The Prosecutor’s Office this Monday published its guidelines for all members of the public ministry who will encounter one of these cases. A document that calls for the attorney general’s office to look at each case through a magnifying glass, but which limits the number of cases in which a court must be able to downgrade a rapist or pedophile’s conviction: the final conviction will not be considered if his sentence is years in prison. “.

They can be revised if “in the abstract” the sentence is greater than what would be consistent with this new penal code, and under no circumstances can “arithmetic proportion” be used to calculate the new sentence.

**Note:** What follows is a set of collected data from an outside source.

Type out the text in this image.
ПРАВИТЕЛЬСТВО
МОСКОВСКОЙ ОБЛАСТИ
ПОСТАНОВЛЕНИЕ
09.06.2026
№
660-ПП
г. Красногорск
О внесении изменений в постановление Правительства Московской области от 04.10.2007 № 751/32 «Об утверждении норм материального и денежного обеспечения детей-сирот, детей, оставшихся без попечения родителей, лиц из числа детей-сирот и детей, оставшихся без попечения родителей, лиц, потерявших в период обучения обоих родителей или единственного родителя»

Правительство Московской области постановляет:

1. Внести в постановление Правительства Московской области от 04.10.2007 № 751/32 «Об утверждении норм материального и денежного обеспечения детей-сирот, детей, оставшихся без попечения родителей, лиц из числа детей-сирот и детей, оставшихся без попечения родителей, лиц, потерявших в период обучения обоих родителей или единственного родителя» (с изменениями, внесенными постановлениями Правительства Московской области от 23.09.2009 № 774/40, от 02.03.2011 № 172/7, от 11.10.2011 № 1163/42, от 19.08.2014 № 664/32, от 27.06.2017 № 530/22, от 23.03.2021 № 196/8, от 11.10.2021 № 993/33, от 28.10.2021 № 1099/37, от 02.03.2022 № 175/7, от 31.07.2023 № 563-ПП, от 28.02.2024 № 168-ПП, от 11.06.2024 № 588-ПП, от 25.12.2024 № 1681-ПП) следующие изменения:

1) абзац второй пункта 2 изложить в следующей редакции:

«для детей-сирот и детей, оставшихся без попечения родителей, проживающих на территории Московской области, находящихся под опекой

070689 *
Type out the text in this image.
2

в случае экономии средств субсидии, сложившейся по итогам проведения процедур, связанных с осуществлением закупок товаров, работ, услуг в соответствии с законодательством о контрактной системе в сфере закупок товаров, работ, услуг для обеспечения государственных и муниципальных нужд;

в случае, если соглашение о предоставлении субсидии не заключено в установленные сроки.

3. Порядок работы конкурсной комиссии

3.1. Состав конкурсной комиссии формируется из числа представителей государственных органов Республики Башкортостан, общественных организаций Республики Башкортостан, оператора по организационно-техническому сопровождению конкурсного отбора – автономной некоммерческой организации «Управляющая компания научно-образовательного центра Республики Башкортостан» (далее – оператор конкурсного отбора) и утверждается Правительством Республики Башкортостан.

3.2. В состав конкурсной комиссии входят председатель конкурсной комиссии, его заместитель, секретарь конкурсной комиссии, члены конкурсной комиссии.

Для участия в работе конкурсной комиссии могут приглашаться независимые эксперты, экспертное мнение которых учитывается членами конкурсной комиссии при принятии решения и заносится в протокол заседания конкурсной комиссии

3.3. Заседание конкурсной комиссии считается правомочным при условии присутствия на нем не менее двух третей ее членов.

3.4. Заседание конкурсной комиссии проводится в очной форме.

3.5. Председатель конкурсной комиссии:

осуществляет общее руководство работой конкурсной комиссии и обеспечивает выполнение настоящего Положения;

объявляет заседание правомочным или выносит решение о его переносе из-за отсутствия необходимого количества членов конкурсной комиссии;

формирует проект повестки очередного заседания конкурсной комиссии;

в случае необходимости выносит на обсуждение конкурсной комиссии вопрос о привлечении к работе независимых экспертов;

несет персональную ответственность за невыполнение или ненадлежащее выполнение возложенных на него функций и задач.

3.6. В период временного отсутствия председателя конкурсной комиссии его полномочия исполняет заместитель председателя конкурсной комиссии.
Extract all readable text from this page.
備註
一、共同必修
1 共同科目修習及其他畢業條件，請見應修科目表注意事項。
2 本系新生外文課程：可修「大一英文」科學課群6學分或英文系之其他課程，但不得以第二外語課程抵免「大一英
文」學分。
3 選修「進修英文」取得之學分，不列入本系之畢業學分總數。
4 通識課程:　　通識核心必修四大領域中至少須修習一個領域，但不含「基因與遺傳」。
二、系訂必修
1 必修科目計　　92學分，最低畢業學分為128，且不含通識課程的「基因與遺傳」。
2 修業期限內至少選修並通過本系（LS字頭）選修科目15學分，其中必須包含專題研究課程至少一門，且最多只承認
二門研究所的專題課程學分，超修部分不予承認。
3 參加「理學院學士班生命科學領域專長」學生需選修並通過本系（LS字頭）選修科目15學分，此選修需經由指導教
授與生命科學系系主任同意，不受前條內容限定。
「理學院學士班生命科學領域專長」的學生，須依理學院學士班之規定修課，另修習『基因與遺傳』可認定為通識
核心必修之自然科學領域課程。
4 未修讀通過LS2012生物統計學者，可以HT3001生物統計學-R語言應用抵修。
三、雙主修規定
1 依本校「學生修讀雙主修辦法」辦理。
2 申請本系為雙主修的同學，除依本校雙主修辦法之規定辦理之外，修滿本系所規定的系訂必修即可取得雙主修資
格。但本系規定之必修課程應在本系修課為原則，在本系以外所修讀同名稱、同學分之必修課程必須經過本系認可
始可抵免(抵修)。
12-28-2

The Prosecutor’s Office admits that the “only yes is yes” law does not have a transitional provision, which, as in previous reforms of the Criminal Code, explicitly limits the possibility of reconsideration of the sentence, but it is an established criterion that must be applied equally. . This is the criterion followed by the prosecutor’s office, as explained by elDiario.es, both in the fifty cases that have been decided negatively in La Rioja, as well as in the two cases that await a decision in the Supreme Court.

This criterion, in practice and if adopted by the courts, means a partial limitation on the reductions that some judges apply to sexual assault cases after the entry into force of the reform of the criminal law promoted by the Ministry of Equality. Irene Montero. The criterion, which the prosecution explains in a document, stems from a case decided by the Supreme Court in 2016, which freed from prison a native of Badajoz who was convicted of facilitating illegal immigration by signing fake work contracts with Peruvian citizens. residence permit.

This sentence, investigated by elDiario.es, examined the case of Nell, who was convicted in Extremadura because between 2004 and 2006 he paid several thousand euros from half a dozen people in exchange for various job offers and contracts, which were later presented to the government. delegation to Badajoz to “fraudulently obtain” the right to reside and work. Each paid between 3,000 and 4,000 euros.

The court in Badajoz convicted both the leader of the group and two of his associates, and he received the maximum sentence: six years in prison for the aggravated version of the crime of facilitating illegal immigration, as written in the law of the year. 2000 on rights. and liberties of foreigners in Spain. At the time, the Criminal Code provided for a prison sentence of two to four years, higher if, as in this case, he acted within an organization.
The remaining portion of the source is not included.